В природе высшие всюду торжествуют над низшими. Более слабые расы вымирают, даже если и не пролито ни капли крови. «Право сильной расы — уничтожить более слабую».
«Когда эта раса не сохраняет способности к сопротивлению, у неё нет права существовать. Тот, кто не может поддерживать себя, должен смириться с тем, что исчезнет».[85]
Эти железные «законы» были сформулированы Тилле столь общим образом, что их легко можно было применить не только к неевропейским примитивным народам, но и к экономически менее успешным народам Европы.
На следующий, 1894, год, газета Пангерманского союза Alldeutche Blatter заявила, что условия, для выживания германской расы могут быть обеспечены только на «высвобождаемом пространстве», простирающемся от Балтики до Босфора. «В ходе этого процесса нас не должен останавливать тот факт, что низшие народы, такие, как чехи, словенцы, словаки, прекратят своё бесполезное для цивилизации существование. Только «люди высшей культуры» имеют право на собственную нацию[86]».
143.
Когда большие мальчики идут в атаку, я держу оборону на верхнем этаже дома моего детства. Я встречаю их на лестнице и защищаюсь, отламывая большие куски перил и балясин, используя их как оружие. Но они слишком лёгкие, хрупкие, как меренга, и мгновенно распадаются на куски. Меня в секунду одолевают.
Затем со стен моих родителей слезают обои и падают на пол. Не то, чтобы мне особенно нравились эти пёстрые обои с большими цветами, но всё же меня пугает, что они падают. Повторяющийся рисунок — это как бы скелет, даже если он расположен вовне. Вся архитектура жизни падает, оставляя после себя голые стены.
144.
В Юго-Восточной Африке в 1904 году немцы продемонстрировали то, что и они владеют искусством, которое в течение всего XIX столетия практиковали американцы, британцы и другие европейцы, — искусством ускорять вымирание людей «низших культур».[87]

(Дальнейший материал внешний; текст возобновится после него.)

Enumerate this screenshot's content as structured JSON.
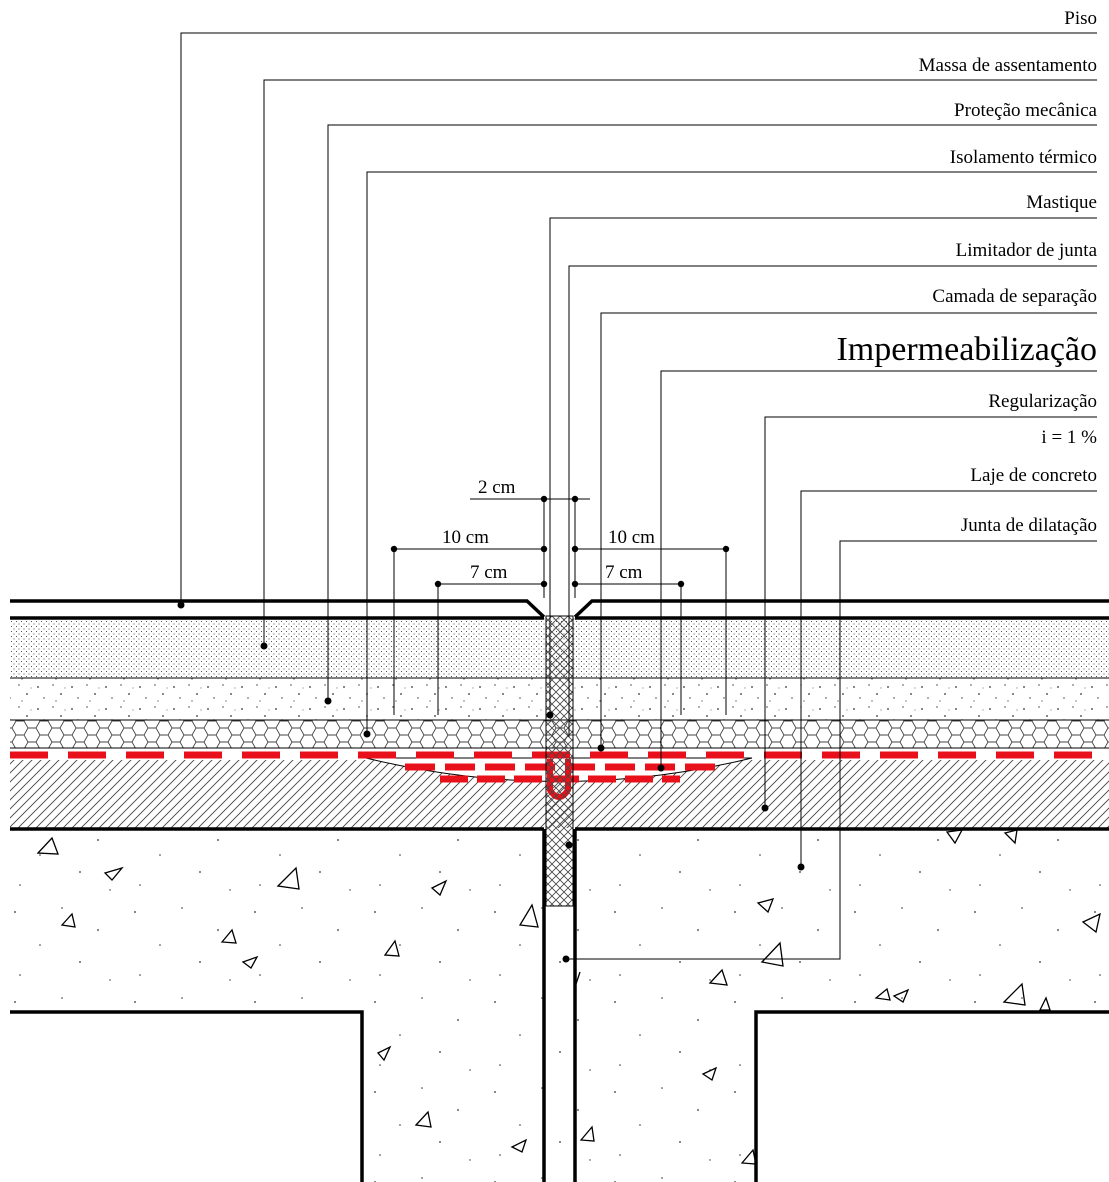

Следуя примеру североамериканцев, народность хереро согнали в резервации, и их пастбищные земли были переданы немецким эмигрантам и колонизаторским компаниям. Когда хереро стали сопротивляться, генерал Адольф Лебрехт фон Трота в октябре 1904 года отдал приказ об уничтожении народа хереро. Любой хереро, обнаруженный внутри германских границ с оружием или без, должен был быть застрелен.
Но большинство из них умерло без насилия. Немцы просто выгнали их в пустыни и закрыли границу.
«Закрытие границы на месяц, проведённое со стальной непреклонностью, — пишет генерал Штафф в официальном военном отчёте. — Предсмертные стоны умирающих и безумные крики ярости… звучали в возвышенной тишине бесконечности».
«Приговор был приведён в исполнение.
Хереро перестали быть независимым народом».
Генерал Штафф гордился подобным результатом. Армия заслужила, как говорится, благодарность своей отчизны.
Когда настал сезон дождей, германские патрули обнаружили скелеты, лежащие в сухих ямах глубиной 21–16 метров, вырытых хереро в тщетных попытках добраться до воды. Почти весь народ — около восьмидесяти тысяч человек — погиб в пустыне. В живых осталось лишь несколько тысяч, приговорённых к тяжёлым работам в немецких концентрационных лагерях.